What do you remember of Hampi when you first visited the site in 1983?
“My first trip to Hampi was in 1983 before there was a direct train connection or broad-gauge line to the city. There was no place to stay really, except a PWD guest house and a couple of other guesthouses near the Tungabhadra dam. Or you had to stay in Hospet 13 kilometers away. I visited Hampi every year from 1983 to 2001, and sometimes more than once a year. Even after that, I visited once every few years and my last trip was in 2017. When I was doing documentation for my PhD between ’85 and ’89, I went from pillar to pillar, structure to structure, inspecting and making notes.”
Are there sculptures at the site that continue to puzzle you?
“What is amazing about this site is there has not been even once that I have visited and not noticed something new. In the Hazara Rama temple, there is a relief of a figure that is obviously Vishnu and he is resting on what looks like a tree. What is he doing on a tree? This puzzled me to no end. Post 2001, I have been traveling extensively, visiting temples in Vijayanagara and post Vijayanagara sites across South India, and I don’t think I have ever come across this particular image or sculpture. After decades of research, I finally seem to have the answer and I am going to be writing about it, so I won’t reveal the secret here.
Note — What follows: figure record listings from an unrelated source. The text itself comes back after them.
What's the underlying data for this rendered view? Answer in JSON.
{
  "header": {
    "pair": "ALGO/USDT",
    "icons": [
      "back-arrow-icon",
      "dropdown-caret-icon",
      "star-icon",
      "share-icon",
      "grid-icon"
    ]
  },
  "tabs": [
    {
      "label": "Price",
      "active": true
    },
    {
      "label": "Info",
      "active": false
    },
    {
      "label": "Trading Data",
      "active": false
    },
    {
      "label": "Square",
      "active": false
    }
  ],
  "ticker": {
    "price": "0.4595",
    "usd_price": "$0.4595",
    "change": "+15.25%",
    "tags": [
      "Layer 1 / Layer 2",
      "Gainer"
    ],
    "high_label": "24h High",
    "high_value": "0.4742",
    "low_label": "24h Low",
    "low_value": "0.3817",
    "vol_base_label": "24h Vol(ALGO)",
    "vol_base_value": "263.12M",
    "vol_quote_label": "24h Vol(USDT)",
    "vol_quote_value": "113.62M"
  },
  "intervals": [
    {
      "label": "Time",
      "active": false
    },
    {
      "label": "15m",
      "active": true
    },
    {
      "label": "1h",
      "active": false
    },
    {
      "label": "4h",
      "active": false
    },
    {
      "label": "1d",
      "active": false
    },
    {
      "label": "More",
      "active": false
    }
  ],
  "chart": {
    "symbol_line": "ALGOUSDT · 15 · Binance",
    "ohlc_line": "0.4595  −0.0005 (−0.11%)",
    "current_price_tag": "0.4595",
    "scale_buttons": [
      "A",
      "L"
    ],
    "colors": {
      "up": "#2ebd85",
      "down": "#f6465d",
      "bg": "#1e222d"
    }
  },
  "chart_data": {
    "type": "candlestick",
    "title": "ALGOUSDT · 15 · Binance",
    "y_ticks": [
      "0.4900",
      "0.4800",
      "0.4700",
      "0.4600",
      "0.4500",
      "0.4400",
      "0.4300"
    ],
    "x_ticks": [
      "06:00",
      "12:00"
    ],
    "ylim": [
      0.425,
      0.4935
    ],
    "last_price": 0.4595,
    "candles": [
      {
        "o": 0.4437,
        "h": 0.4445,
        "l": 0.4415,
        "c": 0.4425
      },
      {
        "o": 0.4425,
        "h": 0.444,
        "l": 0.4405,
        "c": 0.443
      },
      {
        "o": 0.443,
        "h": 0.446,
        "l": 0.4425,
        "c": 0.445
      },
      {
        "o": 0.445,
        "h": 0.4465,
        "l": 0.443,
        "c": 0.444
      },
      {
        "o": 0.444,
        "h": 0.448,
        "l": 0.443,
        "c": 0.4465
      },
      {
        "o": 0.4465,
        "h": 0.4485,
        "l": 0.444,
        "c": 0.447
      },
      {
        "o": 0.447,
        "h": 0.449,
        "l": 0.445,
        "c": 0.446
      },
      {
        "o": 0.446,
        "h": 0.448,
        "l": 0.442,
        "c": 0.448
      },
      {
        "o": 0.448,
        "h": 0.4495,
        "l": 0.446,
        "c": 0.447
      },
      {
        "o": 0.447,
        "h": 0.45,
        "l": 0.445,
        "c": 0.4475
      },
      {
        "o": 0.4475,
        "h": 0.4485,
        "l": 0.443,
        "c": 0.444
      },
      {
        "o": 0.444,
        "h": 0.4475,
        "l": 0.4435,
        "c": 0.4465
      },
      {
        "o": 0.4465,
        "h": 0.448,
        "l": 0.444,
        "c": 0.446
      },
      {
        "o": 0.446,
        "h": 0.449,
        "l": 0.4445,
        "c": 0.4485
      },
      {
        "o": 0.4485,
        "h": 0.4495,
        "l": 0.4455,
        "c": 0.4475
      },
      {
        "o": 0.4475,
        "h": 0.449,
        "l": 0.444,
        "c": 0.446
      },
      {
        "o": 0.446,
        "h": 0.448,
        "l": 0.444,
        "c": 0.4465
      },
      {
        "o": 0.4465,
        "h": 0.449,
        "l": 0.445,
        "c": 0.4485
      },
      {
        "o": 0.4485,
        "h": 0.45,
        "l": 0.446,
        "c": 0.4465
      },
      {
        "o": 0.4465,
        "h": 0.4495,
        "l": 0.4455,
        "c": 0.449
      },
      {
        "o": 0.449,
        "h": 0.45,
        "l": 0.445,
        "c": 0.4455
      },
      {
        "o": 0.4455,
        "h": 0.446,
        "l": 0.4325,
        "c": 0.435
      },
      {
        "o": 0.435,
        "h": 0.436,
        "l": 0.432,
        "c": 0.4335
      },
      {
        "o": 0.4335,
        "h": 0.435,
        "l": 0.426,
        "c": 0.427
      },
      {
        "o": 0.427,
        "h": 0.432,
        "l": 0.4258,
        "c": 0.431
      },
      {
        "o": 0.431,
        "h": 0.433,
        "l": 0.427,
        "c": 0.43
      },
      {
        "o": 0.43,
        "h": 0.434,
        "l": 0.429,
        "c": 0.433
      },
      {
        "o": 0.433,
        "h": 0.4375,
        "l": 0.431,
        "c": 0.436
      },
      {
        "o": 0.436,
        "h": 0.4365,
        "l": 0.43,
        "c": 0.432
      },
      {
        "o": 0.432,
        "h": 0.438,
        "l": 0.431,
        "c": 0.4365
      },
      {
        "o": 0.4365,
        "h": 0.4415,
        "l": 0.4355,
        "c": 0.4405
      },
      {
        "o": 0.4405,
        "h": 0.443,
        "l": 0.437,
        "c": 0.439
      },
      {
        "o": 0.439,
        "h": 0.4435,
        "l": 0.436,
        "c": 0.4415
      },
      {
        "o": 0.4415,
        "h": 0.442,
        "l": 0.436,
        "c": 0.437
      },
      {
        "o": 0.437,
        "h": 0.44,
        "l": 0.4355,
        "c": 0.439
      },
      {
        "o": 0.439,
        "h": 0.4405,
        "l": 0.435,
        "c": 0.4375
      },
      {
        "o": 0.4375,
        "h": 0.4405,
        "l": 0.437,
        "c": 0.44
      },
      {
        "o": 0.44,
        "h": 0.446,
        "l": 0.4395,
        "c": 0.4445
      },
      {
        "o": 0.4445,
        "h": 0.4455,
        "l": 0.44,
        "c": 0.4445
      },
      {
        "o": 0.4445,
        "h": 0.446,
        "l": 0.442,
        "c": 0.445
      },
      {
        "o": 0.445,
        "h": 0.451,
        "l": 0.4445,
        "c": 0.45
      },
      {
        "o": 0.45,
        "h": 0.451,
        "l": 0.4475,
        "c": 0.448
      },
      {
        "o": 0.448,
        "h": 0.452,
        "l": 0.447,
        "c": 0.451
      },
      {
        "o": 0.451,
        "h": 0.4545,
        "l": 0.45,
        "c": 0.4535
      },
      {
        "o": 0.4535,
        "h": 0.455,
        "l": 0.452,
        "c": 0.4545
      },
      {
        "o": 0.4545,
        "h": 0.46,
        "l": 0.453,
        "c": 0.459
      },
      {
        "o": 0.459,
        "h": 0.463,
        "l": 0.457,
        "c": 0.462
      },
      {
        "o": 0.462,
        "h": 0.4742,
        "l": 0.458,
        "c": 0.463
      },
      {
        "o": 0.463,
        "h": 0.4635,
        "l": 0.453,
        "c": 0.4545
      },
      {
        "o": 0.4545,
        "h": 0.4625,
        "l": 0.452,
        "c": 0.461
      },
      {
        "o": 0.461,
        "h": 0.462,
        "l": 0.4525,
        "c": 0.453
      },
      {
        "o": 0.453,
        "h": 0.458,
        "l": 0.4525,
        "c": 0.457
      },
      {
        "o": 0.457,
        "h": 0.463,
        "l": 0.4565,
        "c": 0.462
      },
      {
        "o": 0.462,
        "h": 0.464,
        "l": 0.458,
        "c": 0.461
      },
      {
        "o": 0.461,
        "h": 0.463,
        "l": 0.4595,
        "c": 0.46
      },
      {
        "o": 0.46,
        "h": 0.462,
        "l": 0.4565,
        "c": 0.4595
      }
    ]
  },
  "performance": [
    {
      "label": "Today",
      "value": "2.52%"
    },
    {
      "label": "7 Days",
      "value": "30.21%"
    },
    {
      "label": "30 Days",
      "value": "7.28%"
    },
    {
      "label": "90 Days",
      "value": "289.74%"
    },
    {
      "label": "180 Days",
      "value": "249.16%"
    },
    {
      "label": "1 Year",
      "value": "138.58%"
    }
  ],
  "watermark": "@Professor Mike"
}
“Then there is the sculpture of what looked like a man grappling with an elephant of which there are about seven reliefs scattered all over the site. It was only much after my PhD and my third book that I found out that this sculpture references the local story of the son of Veerabhadra, Madivelaiah, who is a patron of the washermen. The first time I saw it must have been in the late ’80s and by the time I made the connection, it was around 2005-2006. This is why I say you cannot visit Hampi in a day.”